In the current configuration, 8 μL of sample is picked up from 384-well plates containing 10 μL per well and loaded into a 5-μL sample loop. Pickup and sample volume and loop size could be reduced further because the active volume of the microcoil probe is only 2.5 μL. The sample loop of 5 μL was chosen to match the volume of the CapNMR probe flow cell. Volumes of 5 μL for the loop and 8 μL for the pick up are reasonable compromises between sample consumption, robustness of the procedure, and resulting S/N in the NMR experiment.

The throughput limit has not been reached in the configuration described here. From the data shown in Figure 3, it is clear that the data acquisition time could be reduced for many samples while retaining an acceptable S/N. Reduction of the number of scans to 32 (1.5 min) is likely sufficient for many applications, rather than the 128 scans typically employed for quality control spectrum of a nominal 20 mM sample of a library compound that may contain impurities that need to be detected.

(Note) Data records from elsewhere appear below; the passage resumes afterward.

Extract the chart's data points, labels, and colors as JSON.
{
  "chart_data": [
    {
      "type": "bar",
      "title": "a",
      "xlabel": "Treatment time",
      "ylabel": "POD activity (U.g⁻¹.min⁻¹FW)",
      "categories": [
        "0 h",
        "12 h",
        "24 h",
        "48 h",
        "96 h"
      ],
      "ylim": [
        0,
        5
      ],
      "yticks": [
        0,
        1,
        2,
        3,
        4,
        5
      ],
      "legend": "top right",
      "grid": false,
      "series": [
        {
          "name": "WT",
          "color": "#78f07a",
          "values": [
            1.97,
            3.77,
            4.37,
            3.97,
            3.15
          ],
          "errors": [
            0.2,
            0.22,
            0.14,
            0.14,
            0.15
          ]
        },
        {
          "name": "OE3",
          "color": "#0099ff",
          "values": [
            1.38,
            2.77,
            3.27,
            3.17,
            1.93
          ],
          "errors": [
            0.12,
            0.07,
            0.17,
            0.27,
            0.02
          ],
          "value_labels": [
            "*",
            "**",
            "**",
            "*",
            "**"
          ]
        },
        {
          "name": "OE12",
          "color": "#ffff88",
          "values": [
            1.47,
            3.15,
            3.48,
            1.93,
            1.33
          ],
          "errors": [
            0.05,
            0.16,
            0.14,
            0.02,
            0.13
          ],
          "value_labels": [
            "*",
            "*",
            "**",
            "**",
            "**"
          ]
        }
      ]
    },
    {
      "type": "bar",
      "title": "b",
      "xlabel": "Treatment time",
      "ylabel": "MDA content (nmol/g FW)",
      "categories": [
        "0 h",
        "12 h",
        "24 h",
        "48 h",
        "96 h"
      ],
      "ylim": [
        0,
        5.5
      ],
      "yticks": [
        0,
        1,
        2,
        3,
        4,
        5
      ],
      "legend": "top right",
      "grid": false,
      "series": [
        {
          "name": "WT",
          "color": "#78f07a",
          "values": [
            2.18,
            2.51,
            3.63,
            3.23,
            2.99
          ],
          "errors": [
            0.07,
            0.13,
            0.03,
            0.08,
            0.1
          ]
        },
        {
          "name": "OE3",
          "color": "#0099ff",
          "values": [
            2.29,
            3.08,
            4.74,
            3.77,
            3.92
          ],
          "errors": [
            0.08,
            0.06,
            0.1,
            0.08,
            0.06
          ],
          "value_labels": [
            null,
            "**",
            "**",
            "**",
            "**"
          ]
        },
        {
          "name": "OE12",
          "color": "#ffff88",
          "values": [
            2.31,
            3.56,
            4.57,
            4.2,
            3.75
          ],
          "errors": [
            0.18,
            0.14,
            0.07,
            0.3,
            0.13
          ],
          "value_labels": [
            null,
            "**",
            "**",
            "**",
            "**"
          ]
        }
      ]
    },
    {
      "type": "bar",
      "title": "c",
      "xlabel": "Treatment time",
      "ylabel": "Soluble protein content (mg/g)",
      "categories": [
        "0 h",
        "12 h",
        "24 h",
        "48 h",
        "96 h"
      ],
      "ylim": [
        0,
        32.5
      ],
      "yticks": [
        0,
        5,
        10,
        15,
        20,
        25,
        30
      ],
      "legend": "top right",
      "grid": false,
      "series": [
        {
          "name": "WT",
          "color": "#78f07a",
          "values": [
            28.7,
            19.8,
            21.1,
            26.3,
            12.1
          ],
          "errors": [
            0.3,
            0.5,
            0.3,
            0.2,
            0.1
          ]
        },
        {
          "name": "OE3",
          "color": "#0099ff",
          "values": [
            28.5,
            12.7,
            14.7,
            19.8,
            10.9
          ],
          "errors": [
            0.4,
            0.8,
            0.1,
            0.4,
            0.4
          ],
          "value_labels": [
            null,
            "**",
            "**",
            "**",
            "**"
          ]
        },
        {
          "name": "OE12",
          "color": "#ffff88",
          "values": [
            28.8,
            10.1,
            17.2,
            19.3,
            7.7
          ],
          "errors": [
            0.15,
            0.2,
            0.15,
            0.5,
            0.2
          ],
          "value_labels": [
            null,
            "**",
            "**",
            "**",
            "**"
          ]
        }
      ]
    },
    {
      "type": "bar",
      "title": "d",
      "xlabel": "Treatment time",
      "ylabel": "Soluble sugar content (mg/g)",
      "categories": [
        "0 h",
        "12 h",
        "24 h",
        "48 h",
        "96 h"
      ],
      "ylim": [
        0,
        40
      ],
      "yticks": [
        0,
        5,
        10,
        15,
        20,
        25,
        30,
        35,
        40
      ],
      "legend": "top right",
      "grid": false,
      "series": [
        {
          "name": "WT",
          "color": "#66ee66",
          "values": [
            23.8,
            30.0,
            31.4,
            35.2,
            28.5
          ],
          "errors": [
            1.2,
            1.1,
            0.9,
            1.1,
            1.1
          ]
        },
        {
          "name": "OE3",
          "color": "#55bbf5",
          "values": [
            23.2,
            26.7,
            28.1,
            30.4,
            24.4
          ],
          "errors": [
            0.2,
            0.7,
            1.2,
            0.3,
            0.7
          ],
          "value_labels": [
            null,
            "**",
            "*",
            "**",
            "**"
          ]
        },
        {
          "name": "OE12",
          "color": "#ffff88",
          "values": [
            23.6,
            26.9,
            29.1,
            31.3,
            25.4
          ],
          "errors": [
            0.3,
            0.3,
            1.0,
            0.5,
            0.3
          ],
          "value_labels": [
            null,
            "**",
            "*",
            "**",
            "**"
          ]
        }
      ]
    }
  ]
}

Reducing the number of scans to 32 results in a sample-to-sample cycle time of 6.4 min. Finally, advances in multicoil architectures that employ multiple flow cells in a single probe hold promise for further gain in sample throughput.^26-28

CONCLUSION

The objective of this study was to interface a microflow CapNMR probe to a CTC-PAL autosampler to implement an automated flow NMR system capable of performing two specific tasks: open-access analysis of single samples from LC/MS vials and high-throughput analysis and quality control of registered medicinal chemistry compounds and compound libraries from 384-well plates. In terms of open-access analysis of single samples, it is possible to obtain LC/MS data and NMR data from the same vial using 20 μL of 3 mM solutions of compounds. Only 10 μL of these samples is required for NMR analysis, and high-quality 1D proton and 2D COSY spectra can be acquired readily. Reasonably high throughput of ∼130 samples/day for quality control of medicinal chemistry and library compounds can be accomplished, the biggest advantage being that 70-μg amounts of samples can be prepared in and measured fully automatically from 384-well plates that are filled robotically.

Because of the high mass sensitivity and low sample consumption of the One-Minute microflow NMR system, and because it can use D₂O or nearly any solvent while still being economical, the automated microflow system described and characterized here also has great potential for metabolite evaluation and other applications of biological interest.